Wallander sorularını hazırlamamıştı. Sanki sorulması kaçınılmazmış gibi sorular kendiliğinden ağzından dökülüyordu.
“Aşağı yukarı aynı yaşlardaydık,” dedi Atkins. “İkimiz de Soğuk Savaş dönemi çocuklarıydık. Ruslar Sputnik’i fırlattıklarında ben daha yirmi üç yaşındaydım. Korkudan neredeyse ölecektim, onu bizim üstümüze yönlendirmelerinden korkuyordum. Håkan da bana benzer şekilde hissettiğini söylemişti bir keresinde ama daha masumca, tüyleri diken diken eden türden değildi onun düşünceleri: Ruslar oradaydı ama bana göründükleri kadar canavarca görünmüyorlardı Håkan’a. O zamanlar bizler her şeyden etkilenirdik. NATO üyesi olmadıklarına Håkan’ın canının sıkıldığını hatırlıyorum. Bunun feci şekilde yanlış bir karar olduğunu düşünüyordu. Ona göre tarafsız bir siyaset izlemek sadece yanlış ve tehlikeli değil aynı zamanda hipokrasinin de ta kendisiydi. Bizler onlarla aynı taraftaydık. Siyasetçiler neyi savunursa savunsun, İsveç sahipsiz bir ülke değildi. Wennerström’ün maskesi düşürülüp gerçek kişiliği ortaya çıktığında Håkan beni aramıştı; o günü hâlâ dün gibi hatırlıyorum. 1963 Haziran’ı idi. Pasifik Okyanus’una yollanmak üzere olan bir denizaltıda ikinci kaptandım. Wernerström’ün vatan hainliğiyle suçlanıp Ruslar lehine casusluk yapıyor olması gerçeğine içerlemiş değildi. Buna bayram etmişti! Håkan, sonunda İsveçlilerin ortada neler döndüğünü anlayacaklarını düşünüyordu. Ruslar, İsveç savunma sisteminin tamamına sızmışlardı. Nereye baksanız taraf değiştirmiş bir ajan görüyordunuz ve Ruslar bir gün ülkesine girip işgal ettiği zaman, İsveç’i kurtaracak tek şey NATO üyeliği olacaktı. Bana konuşmamızda sürekli gündeme gelen bir şey olup olmadığını sormuştunuz. Evet, hep siyaset konuşurduk. Buna siyasetçilerin Ruslarla aramızdaki güç dengesini sağlama imkânını nasıl zayıflattığı da dâhildi. İçinde politika konusu geçmeyen tek bir görüşmemizi bile hatırlamıyorum.”

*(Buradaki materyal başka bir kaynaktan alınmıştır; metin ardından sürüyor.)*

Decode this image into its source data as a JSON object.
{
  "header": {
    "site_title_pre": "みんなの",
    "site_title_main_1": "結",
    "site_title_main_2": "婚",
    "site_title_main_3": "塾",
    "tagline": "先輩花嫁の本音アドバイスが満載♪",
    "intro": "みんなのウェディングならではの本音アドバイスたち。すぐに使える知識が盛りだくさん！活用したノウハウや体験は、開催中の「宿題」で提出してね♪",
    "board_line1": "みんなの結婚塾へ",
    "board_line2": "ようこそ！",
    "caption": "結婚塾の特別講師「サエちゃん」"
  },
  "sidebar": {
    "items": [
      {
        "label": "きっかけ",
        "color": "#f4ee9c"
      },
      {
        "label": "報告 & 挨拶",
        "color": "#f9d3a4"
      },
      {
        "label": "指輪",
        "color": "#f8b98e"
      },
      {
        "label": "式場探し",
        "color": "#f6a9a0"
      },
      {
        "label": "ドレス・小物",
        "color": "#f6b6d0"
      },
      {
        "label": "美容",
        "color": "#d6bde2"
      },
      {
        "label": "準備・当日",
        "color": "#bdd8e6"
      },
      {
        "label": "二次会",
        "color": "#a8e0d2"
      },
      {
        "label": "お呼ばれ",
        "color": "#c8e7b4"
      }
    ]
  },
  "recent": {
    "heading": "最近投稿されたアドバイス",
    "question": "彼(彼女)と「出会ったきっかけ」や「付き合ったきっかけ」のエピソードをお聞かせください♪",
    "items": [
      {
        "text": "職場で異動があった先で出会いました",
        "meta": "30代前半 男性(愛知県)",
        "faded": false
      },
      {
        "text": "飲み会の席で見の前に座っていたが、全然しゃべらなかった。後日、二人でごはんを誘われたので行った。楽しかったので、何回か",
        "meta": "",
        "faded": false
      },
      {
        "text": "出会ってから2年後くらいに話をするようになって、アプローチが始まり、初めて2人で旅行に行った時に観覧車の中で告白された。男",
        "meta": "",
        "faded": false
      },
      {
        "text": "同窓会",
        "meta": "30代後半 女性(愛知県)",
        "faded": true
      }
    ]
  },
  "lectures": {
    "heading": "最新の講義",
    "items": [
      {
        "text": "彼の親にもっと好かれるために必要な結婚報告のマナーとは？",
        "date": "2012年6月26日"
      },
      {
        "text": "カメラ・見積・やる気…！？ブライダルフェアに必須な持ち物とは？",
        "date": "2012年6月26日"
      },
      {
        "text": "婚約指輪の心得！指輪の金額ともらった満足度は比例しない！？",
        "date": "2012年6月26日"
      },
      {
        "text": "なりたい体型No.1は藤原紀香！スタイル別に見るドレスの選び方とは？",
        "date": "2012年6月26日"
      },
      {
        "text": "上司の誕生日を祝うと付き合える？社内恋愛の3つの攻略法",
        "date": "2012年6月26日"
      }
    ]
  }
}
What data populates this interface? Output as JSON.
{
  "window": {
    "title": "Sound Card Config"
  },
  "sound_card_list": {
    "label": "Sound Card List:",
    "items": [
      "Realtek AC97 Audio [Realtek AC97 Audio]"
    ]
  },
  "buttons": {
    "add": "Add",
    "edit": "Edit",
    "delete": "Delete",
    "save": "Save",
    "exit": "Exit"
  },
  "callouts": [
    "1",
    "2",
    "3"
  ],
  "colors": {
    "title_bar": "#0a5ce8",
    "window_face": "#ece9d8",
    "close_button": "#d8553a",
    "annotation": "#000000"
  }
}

“Madem hep siyasetten konuşuyordunuz,” diye öğrenmek istedi Wallander, “vardığı yargı ne olabilirdi? Daha önce de onu böyle çok sevindiren durumlar olmuş muydu?”
“Hatırladığım kadarıyla yok ama biz birbirimizi neredeyse elli yıldır tanıyoruz.